NEW HANOVER COUNTY – Against the constant drumbeat of construction and expansion in the area, Masonboro Island is a distinct counterpoint: undeveloped, uninhabited and untouched. But not, as many locals know, unthreatened.
Tom Hackler, who serves on the board of Masonboro.org, told Port City Daily his organization has spent the better part of the last decade trying to keep the pristine quarter-square-mile island the way it is.
The organization, founded by Richard Johnson and Jack Kilbourne in 2009, came out of local efforts to keep the island clean.
“We were really just a group of friends, surfers, kayakers, boaters, who all knew each other,” Hackler said. “It really started one year after the Fourth of July, when a bunch of us went out to the island to pick up the trash from the night before. We were a little afraid it would send the wrong message, that people would just think we were the trash guys.”
Hackler and other members of the waterfront community started Masonboro.org as a non-profit dedicated to protecting Masonboro; but the threat wasn’t development. Accessible only by boat, and protected as part of the North Carolina National Estuarine Research Reserve, Masonboro won’t be the site of any flashy beach hotels or high-priced condos in the foreseeable future. But it is popular destination for campers – and partiers.
“It’s uninhabited and, except for the occasional visit by the Coast Guard, it’s got a touch of the wild west,” Hackler said. “That’s what makes it so beautiful out there, but … it can be abused pretty easily. People go out there, just for an afternoon, but they can leave a lot of trash behind. You can do a lot of damage in an afternoon if you don’t really care about the ecosystem.”
A long-term plan to protect the Masonboro environment
Members from Masonboro.org still go out on their own to clean up the island, but the group came up with a long-range approach.
Hackler and other members came to the conclusion that the island is not really a tourist destination; few people outside the area know the island is even there, and many visitors to the area don’t bring a boat to get there.

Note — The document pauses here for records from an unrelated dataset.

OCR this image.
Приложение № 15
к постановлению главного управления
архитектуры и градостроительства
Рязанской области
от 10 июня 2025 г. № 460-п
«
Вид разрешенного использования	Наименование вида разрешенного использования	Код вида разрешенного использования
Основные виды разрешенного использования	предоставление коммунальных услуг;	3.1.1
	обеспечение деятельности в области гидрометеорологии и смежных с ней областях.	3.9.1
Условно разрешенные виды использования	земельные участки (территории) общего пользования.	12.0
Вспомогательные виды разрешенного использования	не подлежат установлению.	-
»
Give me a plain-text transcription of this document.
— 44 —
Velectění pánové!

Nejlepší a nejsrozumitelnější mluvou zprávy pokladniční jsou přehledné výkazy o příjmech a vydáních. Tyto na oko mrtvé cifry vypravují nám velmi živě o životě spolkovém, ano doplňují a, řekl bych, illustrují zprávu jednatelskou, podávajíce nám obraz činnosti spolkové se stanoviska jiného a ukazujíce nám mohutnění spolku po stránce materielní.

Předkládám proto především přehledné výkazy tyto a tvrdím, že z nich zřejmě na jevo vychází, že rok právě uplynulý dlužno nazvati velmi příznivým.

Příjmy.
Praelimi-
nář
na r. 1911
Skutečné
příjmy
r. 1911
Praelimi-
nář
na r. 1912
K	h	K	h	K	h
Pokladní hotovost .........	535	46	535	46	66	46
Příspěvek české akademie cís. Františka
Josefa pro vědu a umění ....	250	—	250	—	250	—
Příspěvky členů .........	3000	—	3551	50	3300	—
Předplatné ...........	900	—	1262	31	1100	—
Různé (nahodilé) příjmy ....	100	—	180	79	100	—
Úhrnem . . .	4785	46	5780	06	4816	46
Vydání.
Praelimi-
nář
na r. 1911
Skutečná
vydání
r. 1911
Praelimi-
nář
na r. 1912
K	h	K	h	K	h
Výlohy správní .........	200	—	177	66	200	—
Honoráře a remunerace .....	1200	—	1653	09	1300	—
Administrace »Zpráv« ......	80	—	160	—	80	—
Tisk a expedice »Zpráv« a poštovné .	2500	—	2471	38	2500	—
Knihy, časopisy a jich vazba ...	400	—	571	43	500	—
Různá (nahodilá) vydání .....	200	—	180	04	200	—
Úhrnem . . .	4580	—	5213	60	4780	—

“It’s locals going out there, and so we thought we could reach the locals, and teach them to be invested in the resource that Masonboro really is,” Hackler said. “Instead of picking up after them when they’re 20, we thought we could educate them when they’re 12.”
In 2012, Masonboro.org got together volunteers who took the fifth grade from Wrightsville Elementary School for a day trip to the island. The trip went well, Hackler said; volunteers and students alike had a good time. The next year they took out 300 kids. According to Hackler, that’s when things started getting serious. This was the beginning of their ILX program.
“We were getting great feedback, and we wanted to keep growing the program. But, you know, you’re taking 300 kids out on the water, there are some pretty serious liability issues.” Hackler said. “We had to get insured, we had to get a handle of the logistics.”
By the third year, Masonboro.org had raised enough money to take 600 students to the island, the following year it was nearly 1,600. Last year, the organization applied for and received a $35,000 grant from Duke Energy to continue building the program.
“At that point, our goal started to look possible,” Hackler said. “At that point we said, ‘we really could take every fifth grader in the county to the island.”
The (entire) next generation of New Hanover County
This year, Hackler said volunteers are aiming to do just that. The group has applied for another grant, this time for twice as much — $70,000 – from Duke. Hackler is confident Masonboro.org will raise the money, which goes largely to the cost of renting large day-cruise boats in Carolina Beach to ferry the students to Masonboro Island.
At the beginning of June, the organization will hold its annual fundraiser, which Hackler expects to cover any shortfall between a Duke grant and the total cost.
It’s a lot of money and a lot volunteer time – most Masonboro.org volunteers donate about 150 hours every year – but the end goal is crucial, Hackler said.
“We’re trying to protect the island, to make this students better stewards of the environment when they grow up,” Hackler said. “But we’re also introducing a lot of students to the ecological resources they don’t know they have. We’re going countywide with this, and we’ve seen a lot of underprivileged students who have no idea all this – Masonboro, the estuary, the beaches – is right in their backyard.”
The educational services provided en route and on the island come from volunteers. Richard Cecelski, director of Carolina Ocean Study, has been providing volunteer educators for several years.
Supervision comes from other volunteers, from Masonboro.org, schools and parents.
Hackler said if the program can sustainably manage taking every fifth grader to the island – in effect, taking an entire generation of New Hanover County over the next 10 years – it will have proved its worth. Then, Hackler said, the goal is to turn it over to the county school system.
“That’s our hope, anyway,” Hackler said. “We’ll essentially have it up and running. We hope the importance of the program is clear and the county will take it over and make this an institution.”